Schließlich sollten alle, denen an einer relativ raschen Reform der Kirche gelegen ist, wie dem Schreiber dieser Zeilen, auch eine gesunde Ehrfurcht vor jenen Traditionalisten haben, die nicht etwa wegen einer sozialen Befangenheit oder aus Trägheit am Alten hängen, sondern in echter Sorge um die Kirche „orthodox“ sind. Jene gekünstelte, nur-intellektuelle Lieblosigkeit, die heute im deutschen Sprachbereich zum Verhaltensstil hei Diskussionen geworden und auf das „Liquidieren“ des Gegners bedacht ist, sollte von Christen nicht akzeptiert und ver-innerlicht werden

Kontinuität im Fortschritt

Wenn ich eingangs darauf hingewiesen habe, daß es so etwas wie eine katholische Mitte nicht nur als Gravitationspunkt von Reform und Gegenreform gibt und weiterhin geben muß, habe ich nicht eine Mitte der Trägheit gemeint, sondern

• eine tragende Mitte, die Kontinuität im Fortschritt sichern hilft,

• eine Mitte, die jenen, die an den „Flügeln“ der Kirche operieren, Maß und Heimfluchtrecht zu geben gewillt ist.
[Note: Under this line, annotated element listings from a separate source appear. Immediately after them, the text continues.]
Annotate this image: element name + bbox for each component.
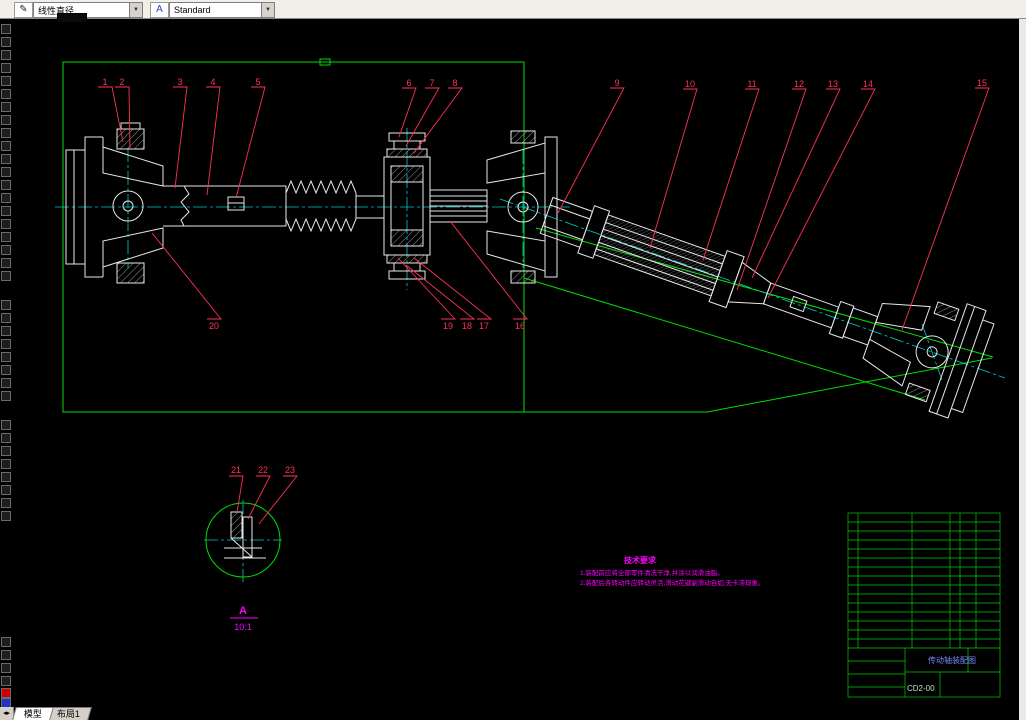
side-tool-button[interactable]: [1, 63, 11, 73]
side-tool-button[interactable]: [1, 378, 11, 388]
part-callout: 10: [685, 79, 695, 89]
part-callout: 16: [515, 321, 525, 331]
side-tool-button[interactable]: [1, 271, 11, 281]
side-tool-button[interactable]: [1, 50, 11, 60]
part-callout: 14: [863, 79, 873, 89]
centerlines: [55, 128, 1006, 582]
side-tool-button[interactable]: [1, 446, 11, 456]
detail-scale: 10:1: [234, 622, 252, 632]
part-callout: 5: [255, 77, 260, 87]
notes-title: 技术要求: [624, 555, 657, 565]
side-tool-button[interactable]: [1, 180, 11, 190]
part-callout: 4: [210, 77, 215, 87]
side-tool-button[interactable]: [1, 258, 11, 268]
side-tool-button[interactable]: [1, 688, 11, 698]
side-tool-button[interactable]: [1, 219, 11, 229]
side-tool-button[interactable]: [1, 485, 11, 495]
side-tool-button[interactable]: [1, 24, 11, 34]
part-callout: 19: [443, 321, 453, 331]
side-tool-button[interactable]: [1, 472, 11, 482]
pencil-icon: ✎: [19, 4, 28, 15]
side-tool-button[interactable]: [1, 511, 11, 521]
part-callout: 2: [119, 77, 124, 87]
part-callout: 7: [429, 78, 434, 88]
drawing-title: 传动轴装配图: [928, 655, 976, 665]
side-tool-button[interactable]: [1, 650, 11, 660]
side-tool-button[interactable]: [1, 89, 11, 99]
part-callout: 18: [462, 321, 472, 331]
part-callout: 11: [747, 79, 756, 89]
note-line: 2.装配后各转动件应转动灵活,滑动花键副滑动自如,无卡滞现象。: [580, 578, 765, 587]
letter-a-icon: A: [156, 4, 163, 15]
detail-label: A 10:1: [230, 605, 258, 632]
part-callout: 23: [285, 465, 295, 475]
side-tool-button[interactable]: [1, 498, 11, 508]
part-callout: 20: [209, 321, 219, 331]
drawing-number: CD2-00: [907, 684, 935, 693]
side-tool-button[interactable]: [1, 313, 11, 323]
side-tool-button[interactable]: [1, 326, 11, 336]
side-tool-button[interactable]: [1, 339, 11, 349]
part-callout: 22: [258, 465, 268, 475]
side-tool-button[interactable]: [1, 206, 11, 216]
chevron-down-icon[interactable]: ▼: [129, 3, 142, 17]
dim-style-dropdown[interactable]: 线性直径 ▼: [33, 2, 143, 18]
side-tool-button[interactable]: [1, 232, 11, 242]
side-tool-button[interactable]: [1, 102, 11, 112]
tab-model-label: 模型: [23, 709, 42, 719]
side-tool-button[interactable]: [1, 76, 11, 86]
text-style-value: Standard: [174, 5, 211, 15]
drawing-canvas[interactable]: 1 2 3 4 5 6 7 8 9 10 11 12 13 14 15 20 1…: [11, 18, 1019, 707]
side-tool-button[interactable]: [1, 391, 11, 401]
leader-lines: [98, 86, 990, 525]
side-tool-button[interactable]: [1, 167, 11, 177]
side-tool-button[interactable]: [1, 245, 11, 255]
side-tool-button[interactable]: [1, 352, 11, 362]
part-callout: 8: [452, 78, 457, 88]
part-callout: 3: [177, 77, 182, 87]
side-tool-button[interactable]: [1, 300, 11, 310]
tab-model[interactable]: 模型: [12, 707, 54, 720]
side-tool-button[interactable]: [1, 420, 11, 430]
note-line: 1.装配前应将全部零件清洗干净,并涂以润滑油脂。: [580, 568, 724, 577]
styles-toolbar: ✎ 线性直径 ▼ A Standard ▼: [0, 0, 1026, 19]
black-popup-artifact: [57, 13, 87, 23]
side-tool-button[interactable]: [1, 433, 11, 443]
side-toolbar: [0, 0, 11, 720]
side-tool-button[interactable]: [1, 37, 11, 47]
side-tool-button[interactable]: [1, 154, 11, 164]
side-tool-button[interactable]: [1, 663, 11, 673]
main-assembly-drawing: [65, 122, 995, 419]
part-callout: 1: [102, 77, 107, 87]
tab-layout1-label: 布局1: [56, 709, 80, 719]
chevron-down-icon[interactable]: ▼: [261, 3, 274, 17]
side-tool-button[interactable]: [1, 676, 11, 686]
part-callout: 21: [231, 465, 241, 475]
detail-letter: A: [239, 605, 247, 617]
technical-notes: 技术要求 1.装配前应将全部零件清洗干净,并涂以润滑油脂。 2.装配后各转动件应…: [580, 555, 765, 587]
window-border: [1019, 18, 1026, 720]
side-tool-button[interactable]: [1, 141, 11, 151]
part-callout: 6: [406, 78, 411, 88]
part-callout: 12: [794, 79, 804, 89]
side-tool-button[interactable]: [1, 637, 11, 647]
dim-style-icon[interactable]: ✎: [14, 2, 33, 18]
part-callout: 15: [977, 78, 987, 88]
side-tool-button[interactable]: [1, 115, 11, 125]
text-style-icon[interactable]: A: [150, 2, 169, 18]
layout-tab-bar: ◂▸ 模型 布局1: [0, 707, 1026, 720]
part-callout: 17: [479, 321, 489, 331]
phantom-boundary: [62, 58, 994, 413]
part-callout: 13: [828, 79, 838, 89]
side-tool-button[interactable]: [1, 193, 11, 203]
part-callout: 9: [614, 78, 619, 88]
side-tool-button[interactable]: [1, 459, 11, 469]
side-tool-button[interactable]: [1, 365, 11, 375]
text-style-dropdown[interactable]: Standard ▼: [169, 2, 275, 18]
title-block: 传动轴装配图 CD2-00: [847, 512, 1001, 698]
side-tool-button[interactable]: [1, 128, 11, 138]
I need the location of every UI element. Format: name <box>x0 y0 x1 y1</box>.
Auf diese Weise wird vermieden, daß sich im Vorfeld der Kirche Kleinkirchen von Radikalen und Nur-Traditionalisten etablieren und lautlos ein Schisma entsteht.

Wird das „aggionnamento“ im Sinn der „Herder-Korrespondenz“ als ein „Heutigwerden der Kirche“ verstanden, soll sich die katholische Mitte diesem Heutigwerden verpflichten, aber, um selbst in permanenter Bewegung im Interesse der Aufgaben der Kirche zu bleiben, sowohl auf jene Bedacht nehmen, die mehr dem, was sie „morgen“ nennen, verpflichtet sind als auch auf die vielen, die im Alten in erster Linie das Gute zu sehen veranlagen.